If Republicans do retain control in the midterm elections, I expect the next Congress will look an awful lot like this one.

By Jonathan Bernstein

Bloomberg News

Republicans will probably take a vote on Obamacare repeal in the 116th Congress next year if they get the chance. But I wouldn’t count on it actually passing and getting signed into law. If Republicans do retain control in the midterm elections, I expect the next Congress will look an awful lot like this one.

Commentator Jonathan Chait makes a good point: If Republicans do manage to hold on to their majorities in both chambers of Congress, expect them to have learned that they should ignore any polls that show their policy choices are unpopular. After all, all political parties have a tendency to believe that advocating the policies they support is also good electoral politics. And parties that have just won an election — and I agree that Republicans will count it as a win even if they keep their majorities even by the tiniest margin — almost always take it as proof that everything they have done recently was absolutely correct.

Of course Republicans didn’t successfully repeal Obamacare, let alone replace it, in the current Congress. Copying what they did in the past would lead them to take votes on the Affordable Care Act but not actually pass anything major.

Yes, House Republicans did pass something last year — that was the bill that President Donald Trump later called “mean.” And the Senate did come within a vote of passing something, with John McCain casting a dramatic vote against it. Trump loves to tell the story. What’s less clear is what would have happened had McCain voted for the bill. Most Republican senators vowed they were going to go to conference, and that they were just supporting the measure they were voting for in order to keep the process moving.
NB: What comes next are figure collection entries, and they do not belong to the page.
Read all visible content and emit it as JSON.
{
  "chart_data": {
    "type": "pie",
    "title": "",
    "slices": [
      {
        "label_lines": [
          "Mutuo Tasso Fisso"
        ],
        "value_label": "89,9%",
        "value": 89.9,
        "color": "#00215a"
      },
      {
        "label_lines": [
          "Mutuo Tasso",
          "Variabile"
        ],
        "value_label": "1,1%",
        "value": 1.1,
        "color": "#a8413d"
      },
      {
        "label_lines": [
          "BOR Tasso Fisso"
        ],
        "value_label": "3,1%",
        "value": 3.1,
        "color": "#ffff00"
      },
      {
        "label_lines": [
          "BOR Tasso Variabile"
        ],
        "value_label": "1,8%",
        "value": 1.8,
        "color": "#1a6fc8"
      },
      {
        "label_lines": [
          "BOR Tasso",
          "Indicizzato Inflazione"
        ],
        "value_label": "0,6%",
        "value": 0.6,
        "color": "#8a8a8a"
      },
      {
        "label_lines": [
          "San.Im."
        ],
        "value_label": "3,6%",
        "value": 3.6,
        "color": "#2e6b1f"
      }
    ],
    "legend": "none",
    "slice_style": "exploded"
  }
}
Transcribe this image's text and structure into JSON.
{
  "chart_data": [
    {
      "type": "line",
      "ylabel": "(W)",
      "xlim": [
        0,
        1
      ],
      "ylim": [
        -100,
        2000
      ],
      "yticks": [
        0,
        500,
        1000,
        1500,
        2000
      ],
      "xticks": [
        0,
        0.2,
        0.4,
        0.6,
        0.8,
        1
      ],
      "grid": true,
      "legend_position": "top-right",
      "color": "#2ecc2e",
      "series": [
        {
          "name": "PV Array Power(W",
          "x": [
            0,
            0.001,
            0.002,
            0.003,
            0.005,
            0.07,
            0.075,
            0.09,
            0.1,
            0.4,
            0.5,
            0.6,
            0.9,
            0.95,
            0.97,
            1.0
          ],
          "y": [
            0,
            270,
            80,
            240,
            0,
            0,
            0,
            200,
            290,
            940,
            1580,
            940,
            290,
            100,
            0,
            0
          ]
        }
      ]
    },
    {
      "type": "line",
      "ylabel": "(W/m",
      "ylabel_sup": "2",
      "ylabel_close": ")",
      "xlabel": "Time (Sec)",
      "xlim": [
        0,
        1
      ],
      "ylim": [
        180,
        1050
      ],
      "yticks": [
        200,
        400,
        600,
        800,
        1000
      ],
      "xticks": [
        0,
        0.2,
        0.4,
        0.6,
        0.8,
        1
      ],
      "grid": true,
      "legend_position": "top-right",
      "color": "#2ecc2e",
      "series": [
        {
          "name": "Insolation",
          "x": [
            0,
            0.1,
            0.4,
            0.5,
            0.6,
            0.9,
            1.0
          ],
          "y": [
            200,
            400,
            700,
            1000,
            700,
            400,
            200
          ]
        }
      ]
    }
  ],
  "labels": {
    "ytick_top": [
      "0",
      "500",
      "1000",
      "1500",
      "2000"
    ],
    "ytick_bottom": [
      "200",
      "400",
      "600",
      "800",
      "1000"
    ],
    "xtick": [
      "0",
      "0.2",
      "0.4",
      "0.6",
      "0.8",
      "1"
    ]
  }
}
But it’s not even entirely clear that Republican senators wanted the bill they supported to pass.

The truth is the same as it’s been since 2010: There is no Republican “replace” option that the whole party supports and that would have a reasonable chance of working if they attempted to implement it. That’s no guarantee they wouldn’t pass something anyway. But it seems just as likely that the lesson they would learn from a good 2018 election is that gradual attacks on the Affordable Care Act were the winning strategy. That’s not likely to be an accurate read of an election in which Republicans lose seats but not their majorities, but it could very likely be how they read it nonetheless.

What I do think is very likely if unified Republican government continues is another tax cut. That’s always a top Republican priority, and it will be (again, whether it’s accurate or not) very easy to attribute an election victory to the only big piece of legislation that they have passed into law.

It’s also fairly likely that spending will increase, with the logical (or at least politically feasible) compromise between increased spending on Republican priorities and Democratic priorities always being: both. Yes, that means the most likely policy outcome of continued Republican government would be extremely large federal budget deficits.

Other than that, I wouldn’t expect very much at all. The modern Republican Party isn’t really built for legislating, and there’s no sign at all of their president learning to be a helpful partner in getting things passed. In other words, unless something changes, expect very little if Republicans do get another chance. That would probably be the case even if they manage to increase their Senate majority and maintain a good-sized margin in the House.

Jonathan Bernstein is a Bloomberg Opinion columnist covering politics and policy. He taught political science at the University of Texas at San Antonio and DePauw University and wrote A Plain Blog About Politics.